2008-08-10

Desktop Linux suckage: DNS caching

Ignoring all the things that I knew 8.04 outright broke for me going in to this, the first new thing I noticed was that Linux coped a lot less well with Comcast's utterly craptastic DNS servers than Mac OS did.

Judging by my quick experiments, about one in ten DNS queries just doesn't come back from Comcast's DNS servers, so the waiting application just sits there, looking back at me with an unblinking stare until it finally times out, and then fails. I'd noticed this problem before, but not much, because I was still doing most non-coding on the Mac.

I didn't investigate why the Mac copes better, but the always-truthful internets support the obvious assumption that Mac OS and Windows XP have local DNS caches. Presumably Apple and Microsoft got sick of lame ISPs making their OSes look bad. I was certainly quite surprised that my Ubuntu box was doing no caching at all by default (though some applications do their own, to work around this at the level they have some control over).

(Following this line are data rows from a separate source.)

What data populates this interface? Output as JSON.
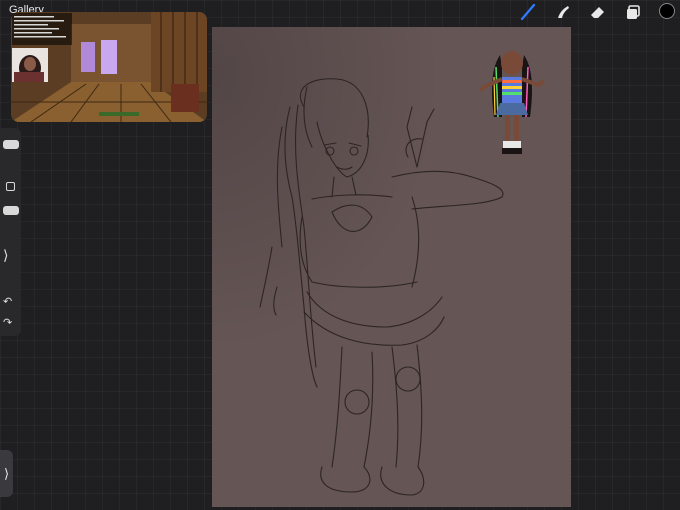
{
  "topbar": {
    "gallery_label": "Gallery",
    "tools": [
      {
        "icon": "brush-icon",
        "active": true,
        "color": "#2f7dff"
      },
      {
        "icon": "smudge-icon",
        "active": false
      },
      {
        "icon": "eraser-icon",
        "active": false
      },
      {
        "icon": "layers-icon",
        "active": false
      }
    ],
    "current_color": "#000000"
  },
  "sidebar": {
    "brush_size_slider": "slider-handle",
    "opacity_slider": "slider-handle",
    "modify_icon": "square-icon",
    "expand_glyph": "⟩",
    "undo_glyph": "↶",
    "redo_glyph": "↷"
  },
  "bottom_tab": {
    "glyph": "⟩"
  },
  "canvas": {
    "background": "#655555",
    "line_color": "#2d2424"
  },
  "reference": {
    "content": "video-game-stream-overlay"
  }
}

I installed dnsmasq for local caching, and shortly afterwards switched from Comcast to OpenDNS when I saw no sign of Comcast reacting to Kaminsky's widely-publicized DNS flaw. (Read Kaminsky's slides if you haven't already, even if you think you know what they're going to say. There's a lot of interesting stuff in there.)

The consequence of not caching by default is that Ubuntu doesn't handle real-world shitty ISP DNS servers as well as Mac OS and Windows do. I don't know if this is better in other distributions; a quick web search certainly shows that Linux users have a wide variety of DNS caching alternatives to choose from. I don't know why one isn't running by default.

Passing on DNS lossage to me, the end-user, was the most visible problem when I switched to only using Ubuntu, because it was relatively crippling. You get sick of Firefox's "Looking up" status text very fast. This is a problem because DNS is pretty deep magic to most people. Sure, you can explain it's like "a phone book for the internet", but I'm unconvinced that really helps get the idea across, and more to the point, who's out there explaining DNS to the masses? And why should anyone but a sysadmin care about DNS anyway? Especially when "here's a nickel, kid; get yourself a Mac OS or Windows license" would mean they don't have to.

We can fix this. We even have at least three solutions ready-written and raring to go. We just need someone in power to flip the switch.

Problem: the inmates are running the asylum, and even assuming you can get them to accept there's a problem, it's very hard to get them to agree on a solution.

Ignoring for the moment the question of whether Linux has the applications people need, not coping with common ISP problems is the kind of low-level stuff that makes the difference for most people. This is the stuff that keeps people stuck on (or drives the brave ones back to) Mac OS or Windows. And I'm not just talking about people so many of us feel comfortable looking down upon; I'm talking about people like you and me. Not having the time to track down problems like this has kept me from giving up my Mac for months. Demanding all your users have the ability, inclination, and time to solve technical puzzles is setting the bar pretty high. Almost everyone I know (geeks included) lacks one or more of those things.

And before you blame Comcast rather than Ubuntu, on the basis that it's Comcast's DNS that sucks, bear in mind that they have hundreds of thousands of customers you'd like to have as users. If you think it's only Comcast's DNS that sucks, you're sadly mistaken. Also bear in mind that ISP DNS servers are not going to get fixed. Not ever. As long as Mac OS and Windows users are unaffected, there's simply no motivation for them to do so. And none of these users are going to switch to Linux, as long as it "breaks the web" for them.